A Case of Sad Marvels

Title: A Case of Indian Marvels - Dazzling Stories From the Country’s Finest New Writers

Editor: David Davidar

Publisher: Aleph

First Published: 2022

ISBN: 978-93-91047-64-1

Pages: 390

Price: 999/-

Thanks are due to Aleph and Purple Pencil Project. 

The editor was “surprised by the lack of anthologies that focused exclusively on the work of writers belonging to the millennial generation” and we are glad that he felt this way. We have these forty stories put together. The authors have been described as India’s “finest” and “most exciting” new writers. The list also includes well known names like Meena Kandasamy and Prayaag Akbar. The editor is “frustrated by lack of quality translations’”. However, he has managed to include five of them - A J Thomas and Rita Kothari are amongst the translators.

These stories present voices of today’s India – perspectives of the youth. An India that is unjust but at the same time “will not dance” to someone else’s tunes. A generation that inhabits a world which is way different from the world its elders lived in and a world it was told and taught about. A generation that questions more but at the same time is also more accepting of the realities around it. To quote the editor, “The stories tell you how perhaps India too has changed”.

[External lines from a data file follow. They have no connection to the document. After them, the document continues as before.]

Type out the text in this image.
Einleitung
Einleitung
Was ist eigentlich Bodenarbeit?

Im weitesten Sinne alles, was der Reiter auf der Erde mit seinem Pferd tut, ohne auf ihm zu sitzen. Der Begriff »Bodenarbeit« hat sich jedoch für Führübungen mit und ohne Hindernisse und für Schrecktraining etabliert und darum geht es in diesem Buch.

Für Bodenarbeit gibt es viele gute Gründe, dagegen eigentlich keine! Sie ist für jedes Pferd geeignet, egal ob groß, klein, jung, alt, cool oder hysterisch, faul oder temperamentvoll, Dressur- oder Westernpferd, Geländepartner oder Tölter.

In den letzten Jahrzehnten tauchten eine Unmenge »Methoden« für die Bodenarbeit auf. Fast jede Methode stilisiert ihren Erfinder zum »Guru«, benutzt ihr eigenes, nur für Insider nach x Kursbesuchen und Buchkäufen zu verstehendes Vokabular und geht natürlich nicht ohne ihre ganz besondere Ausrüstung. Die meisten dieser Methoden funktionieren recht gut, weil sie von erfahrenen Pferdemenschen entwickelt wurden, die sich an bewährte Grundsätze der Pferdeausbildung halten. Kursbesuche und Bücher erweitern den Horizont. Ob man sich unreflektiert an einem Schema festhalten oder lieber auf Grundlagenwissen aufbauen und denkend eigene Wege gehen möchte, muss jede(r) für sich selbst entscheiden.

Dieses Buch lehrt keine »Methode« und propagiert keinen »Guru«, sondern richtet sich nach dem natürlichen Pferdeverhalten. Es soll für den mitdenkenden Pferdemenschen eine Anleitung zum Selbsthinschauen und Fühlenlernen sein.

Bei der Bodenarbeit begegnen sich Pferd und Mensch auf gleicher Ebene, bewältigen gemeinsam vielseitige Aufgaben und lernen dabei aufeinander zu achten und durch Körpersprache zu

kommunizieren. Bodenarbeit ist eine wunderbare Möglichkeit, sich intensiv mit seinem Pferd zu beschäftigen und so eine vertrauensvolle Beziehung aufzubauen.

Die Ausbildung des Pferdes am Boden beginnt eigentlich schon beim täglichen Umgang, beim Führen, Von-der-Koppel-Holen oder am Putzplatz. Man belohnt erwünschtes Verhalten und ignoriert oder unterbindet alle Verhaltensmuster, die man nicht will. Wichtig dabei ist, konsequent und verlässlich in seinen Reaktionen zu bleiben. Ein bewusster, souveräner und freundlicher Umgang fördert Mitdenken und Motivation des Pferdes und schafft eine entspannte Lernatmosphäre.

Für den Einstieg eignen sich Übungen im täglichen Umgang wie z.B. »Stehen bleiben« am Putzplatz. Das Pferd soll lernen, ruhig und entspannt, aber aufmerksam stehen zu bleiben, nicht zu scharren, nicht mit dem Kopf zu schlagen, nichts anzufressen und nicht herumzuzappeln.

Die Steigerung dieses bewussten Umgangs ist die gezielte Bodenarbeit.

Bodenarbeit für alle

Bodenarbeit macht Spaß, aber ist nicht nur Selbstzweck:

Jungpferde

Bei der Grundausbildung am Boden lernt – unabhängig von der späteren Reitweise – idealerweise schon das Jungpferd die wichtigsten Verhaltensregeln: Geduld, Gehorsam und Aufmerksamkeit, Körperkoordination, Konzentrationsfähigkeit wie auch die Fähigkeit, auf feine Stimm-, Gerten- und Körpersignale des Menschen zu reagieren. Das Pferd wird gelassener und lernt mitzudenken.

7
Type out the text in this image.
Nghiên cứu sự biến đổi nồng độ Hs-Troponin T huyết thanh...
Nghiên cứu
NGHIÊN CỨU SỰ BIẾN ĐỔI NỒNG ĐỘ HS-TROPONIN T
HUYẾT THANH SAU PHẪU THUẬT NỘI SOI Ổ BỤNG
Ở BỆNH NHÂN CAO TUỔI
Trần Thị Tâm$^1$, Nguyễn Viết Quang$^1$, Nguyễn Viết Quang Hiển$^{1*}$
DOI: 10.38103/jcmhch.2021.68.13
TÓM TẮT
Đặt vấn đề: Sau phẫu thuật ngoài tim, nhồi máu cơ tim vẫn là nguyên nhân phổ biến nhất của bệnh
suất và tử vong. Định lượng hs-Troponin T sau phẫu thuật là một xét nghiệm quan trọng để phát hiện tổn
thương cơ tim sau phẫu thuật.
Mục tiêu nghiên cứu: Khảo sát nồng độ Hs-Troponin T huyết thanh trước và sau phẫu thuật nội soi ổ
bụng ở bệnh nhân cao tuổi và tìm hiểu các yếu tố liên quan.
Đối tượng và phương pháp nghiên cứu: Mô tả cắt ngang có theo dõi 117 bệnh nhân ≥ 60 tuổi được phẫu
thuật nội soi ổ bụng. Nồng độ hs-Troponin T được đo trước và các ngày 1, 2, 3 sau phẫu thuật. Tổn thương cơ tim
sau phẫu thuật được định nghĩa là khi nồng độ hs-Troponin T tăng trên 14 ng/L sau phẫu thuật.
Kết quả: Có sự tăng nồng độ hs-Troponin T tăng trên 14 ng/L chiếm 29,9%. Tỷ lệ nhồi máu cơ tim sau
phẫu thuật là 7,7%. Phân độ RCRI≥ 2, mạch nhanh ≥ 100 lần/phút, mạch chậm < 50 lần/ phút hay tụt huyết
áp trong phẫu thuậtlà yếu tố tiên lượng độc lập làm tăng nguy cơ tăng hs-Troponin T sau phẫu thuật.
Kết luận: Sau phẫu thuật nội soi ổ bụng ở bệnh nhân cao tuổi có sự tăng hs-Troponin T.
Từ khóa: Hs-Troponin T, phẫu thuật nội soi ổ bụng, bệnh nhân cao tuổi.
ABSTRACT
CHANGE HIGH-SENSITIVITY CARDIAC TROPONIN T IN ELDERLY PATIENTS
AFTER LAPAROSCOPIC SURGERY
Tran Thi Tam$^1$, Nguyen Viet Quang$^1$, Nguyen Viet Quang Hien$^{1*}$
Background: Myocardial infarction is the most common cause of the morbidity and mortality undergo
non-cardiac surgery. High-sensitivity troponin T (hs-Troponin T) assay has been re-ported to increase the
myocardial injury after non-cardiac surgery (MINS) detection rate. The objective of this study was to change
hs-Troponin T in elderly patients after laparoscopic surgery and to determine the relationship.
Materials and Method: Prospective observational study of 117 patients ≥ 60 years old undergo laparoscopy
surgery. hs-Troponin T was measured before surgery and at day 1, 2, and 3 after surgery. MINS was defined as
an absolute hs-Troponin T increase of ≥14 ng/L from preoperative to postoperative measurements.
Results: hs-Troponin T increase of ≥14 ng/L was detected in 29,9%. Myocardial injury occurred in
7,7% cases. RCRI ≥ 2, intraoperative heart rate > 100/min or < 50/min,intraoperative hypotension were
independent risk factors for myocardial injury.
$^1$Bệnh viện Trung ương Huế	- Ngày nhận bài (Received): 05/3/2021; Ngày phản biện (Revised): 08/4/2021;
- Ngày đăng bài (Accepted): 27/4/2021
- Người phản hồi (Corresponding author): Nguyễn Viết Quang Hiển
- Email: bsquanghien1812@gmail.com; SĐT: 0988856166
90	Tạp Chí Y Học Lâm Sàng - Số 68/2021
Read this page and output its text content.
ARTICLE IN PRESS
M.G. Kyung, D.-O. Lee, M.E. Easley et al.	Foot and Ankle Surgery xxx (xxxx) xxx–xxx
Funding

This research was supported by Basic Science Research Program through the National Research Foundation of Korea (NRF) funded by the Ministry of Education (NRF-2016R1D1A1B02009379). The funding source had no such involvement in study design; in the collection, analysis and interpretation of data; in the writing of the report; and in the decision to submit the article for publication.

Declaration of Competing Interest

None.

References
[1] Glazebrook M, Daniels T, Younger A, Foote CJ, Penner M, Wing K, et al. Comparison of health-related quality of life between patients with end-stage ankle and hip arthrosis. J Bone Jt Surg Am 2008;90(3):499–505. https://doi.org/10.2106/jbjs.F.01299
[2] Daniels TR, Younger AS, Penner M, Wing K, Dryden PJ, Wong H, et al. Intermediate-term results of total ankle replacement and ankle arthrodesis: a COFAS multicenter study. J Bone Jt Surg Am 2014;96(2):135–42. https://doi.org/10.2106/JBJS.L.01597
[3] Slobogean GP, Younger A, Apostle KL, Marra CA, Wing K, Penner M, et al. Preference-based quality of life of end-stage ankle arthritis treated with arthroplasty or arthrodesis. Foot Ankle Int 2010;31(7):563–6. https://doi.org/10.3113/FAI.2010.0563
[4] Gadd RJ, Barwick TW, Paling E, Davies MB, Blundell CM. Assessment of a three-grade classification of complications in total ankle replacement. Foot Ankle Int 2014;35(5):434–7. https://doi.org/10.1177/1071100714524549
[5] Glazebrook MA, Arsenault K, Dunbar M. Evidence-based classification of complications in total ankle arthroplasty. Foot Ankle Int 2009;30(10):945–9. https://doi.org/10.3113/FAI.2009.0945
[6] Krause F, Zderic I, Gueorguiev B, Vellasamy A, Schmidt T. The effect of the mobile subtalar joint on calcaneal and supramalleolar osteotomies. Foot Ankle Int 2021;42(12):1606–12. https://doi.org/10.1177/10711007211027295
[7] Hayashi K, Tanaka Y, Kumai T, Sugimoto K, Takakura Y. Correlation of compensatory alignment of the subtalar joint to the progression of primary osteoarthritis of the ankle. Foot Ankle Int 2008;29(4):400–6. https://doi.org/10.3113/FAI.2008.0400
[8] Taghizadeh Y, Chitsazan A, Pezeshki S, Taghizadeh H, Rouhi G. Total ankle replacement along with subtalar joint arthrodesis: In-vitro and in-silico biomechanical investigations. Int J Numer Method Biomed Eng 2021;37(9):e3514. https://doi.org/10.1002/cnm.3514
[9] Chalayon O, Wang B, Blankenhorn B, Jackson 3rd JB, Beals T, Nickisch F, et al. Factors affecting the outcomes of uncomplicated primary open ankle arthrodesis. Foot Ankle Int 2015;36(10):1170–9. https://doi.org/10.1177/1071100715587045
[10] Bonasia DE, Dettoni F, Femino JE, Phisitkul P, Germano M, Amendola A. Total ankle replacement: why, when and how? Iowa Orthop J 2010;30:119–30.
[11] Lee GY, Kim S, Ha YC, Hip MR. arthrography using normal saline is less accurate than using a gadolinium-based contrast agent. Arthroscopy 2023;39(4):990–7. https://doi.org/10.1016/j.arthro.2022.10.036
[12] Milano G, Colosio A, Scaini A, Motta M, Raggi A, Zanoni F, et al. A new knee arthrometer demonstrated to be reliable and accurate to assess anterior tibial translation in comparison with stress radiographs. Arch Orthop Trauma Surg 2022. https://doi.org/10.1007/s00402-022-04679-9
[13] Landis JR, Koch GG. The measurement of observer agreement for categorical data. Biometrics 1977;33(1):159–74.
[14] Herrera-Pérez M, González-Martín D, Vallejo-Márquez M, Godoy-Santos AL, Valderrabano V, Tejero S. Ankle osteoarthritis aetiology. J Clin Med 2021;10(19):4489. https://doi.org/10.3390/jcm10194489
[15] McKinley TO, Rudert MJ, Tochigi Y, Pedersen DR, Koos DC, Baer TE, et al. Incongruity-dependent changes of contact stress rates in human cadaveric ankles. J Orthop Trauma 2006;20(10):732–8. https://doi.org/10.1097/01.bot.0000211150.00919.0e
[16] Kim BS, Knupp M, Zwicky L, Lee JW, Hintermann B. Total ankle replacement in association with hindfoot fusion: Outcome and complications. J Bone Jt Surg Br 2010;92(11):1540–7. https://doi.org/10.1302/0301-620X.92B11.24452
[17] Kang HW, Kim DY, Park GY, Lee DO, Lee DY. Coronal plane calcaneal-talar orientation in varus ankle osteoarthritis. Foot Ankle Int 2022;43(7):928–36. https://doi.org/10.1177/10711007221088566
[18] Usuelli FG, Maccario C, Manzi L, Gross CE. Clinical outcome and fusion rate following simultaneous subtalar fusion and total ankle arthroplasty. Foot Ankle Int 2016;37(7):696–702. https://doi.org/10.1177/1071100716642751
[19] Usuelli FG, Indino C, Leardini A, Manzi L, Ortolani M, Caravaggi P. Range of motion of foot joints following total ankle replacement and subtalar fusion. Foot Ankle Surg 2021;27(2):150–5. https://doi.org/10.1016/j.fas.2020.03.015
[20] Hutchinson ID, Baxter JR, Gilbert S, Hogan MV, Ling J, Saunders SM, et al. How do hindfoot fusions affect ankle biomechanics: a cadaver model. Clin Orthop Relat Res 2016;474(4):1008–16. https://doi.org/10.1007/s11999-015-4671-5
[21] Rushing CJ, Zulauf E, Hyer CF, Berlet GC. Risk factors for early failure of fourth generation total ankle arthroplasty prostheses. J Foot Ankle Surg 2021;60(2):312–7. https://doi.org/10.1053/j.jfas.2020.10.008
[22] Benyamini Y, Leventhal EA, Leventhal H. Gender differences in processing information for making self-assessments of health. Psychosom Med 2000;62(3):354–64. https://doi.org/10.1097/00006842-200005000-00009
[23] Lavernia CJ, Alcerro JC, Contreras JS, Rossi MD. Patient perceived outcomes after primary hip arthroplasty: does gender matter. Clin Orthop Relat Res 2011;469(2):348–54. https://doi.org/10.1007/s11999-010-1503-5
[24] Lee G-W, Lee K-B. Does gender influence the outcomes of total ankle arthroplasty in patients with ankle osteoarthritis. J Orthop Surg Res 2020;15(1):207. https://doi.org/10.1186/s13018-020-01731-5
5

The characters in these stories are more about urban than rural, more about the young than the old, more about the material than the spiritual, and concerned more about the immediate than future. Issues they grapple with include polluted air, night shifts, dumping trash, empty lives, immoral media, love bites, lesbian love, quitting jobs, oxygen shortages, mining mafia, murders, fettish for statues and the Swachchh Bharat Abhiyaan. They are based in an India that is increasingly getting more unequal on the economic front and less open and accepting on the religious front.

Many of these stories carry a generous dose of that element which takes a short story to the next level - surprise. Few also possess the ability to shock the reader. A M Gautam in his story describes a friendship between a man and an alligator in a north Indian town. While Tushar Jain’s story, no less in its ability to shock, ends with apt words, “Isn’t life bizarre?

Some of these stories also convey what the newspapers and news channels do not. Majority of the stories, however, are gloomy. Vineetha Mokkil’s story for example talks of a family with members in civil and armed services (read elite) and open enough to drink together go to extremes when the daughter (also the narrator) falls in love with a person from another religion! As one reads the grim tale one’s heart goes out to her. Vrinda Baliga in her story brings out the horrors of illegal migration where people end up losing money, family, identity and a lot else including hope. This one is gloomy from the word go. None of the characters have names - “names have long ceased to matter - they are use and throw articles, of no value, easily discarded”.

One wonders if sadness is pervasive to this extent amidst the youth today or the book has fallen in the trap of looking at the past as perfect, present as imperfect and future as tense. Or it is the reflection of the editor’s bias. A bias he does not exactly hide when he states, “India in the 21st Century can hardly be characterised as sunny and hopeful”. Having grown up on a healthy dose of short stories, primarily western classics, I missed sparks of humour amidst the gloom.

Some books leave you with lines that stay with you long after the book is up on the shelf. This compilation has its share of these. Sample a few, “Stories are living things, they breathe, they absorb little things from around them” and “. . if you are a good story-teller, then stories talk to you” by Bhavani or “Humans always lose more history than they ever possess” and “the ethnographers, after all, are modern enough to know that nothing can be totally genuine” by Kanishk Tharoor.
The piece by the editor in the beginning too consists of lines that one reads and re reads - including this quote by Anton Chekhov : “Remember that writers whom we call great or just good, and who make us drunk, have one very important feature: they are going somewhere and calling you with them . . " Majority of the stories in the book possess this quality. Written with a high degree of skill, these “Marvels” reassure us that for some time to come Indian short stories will be in good hands.

This is a book that will get me back to short stories.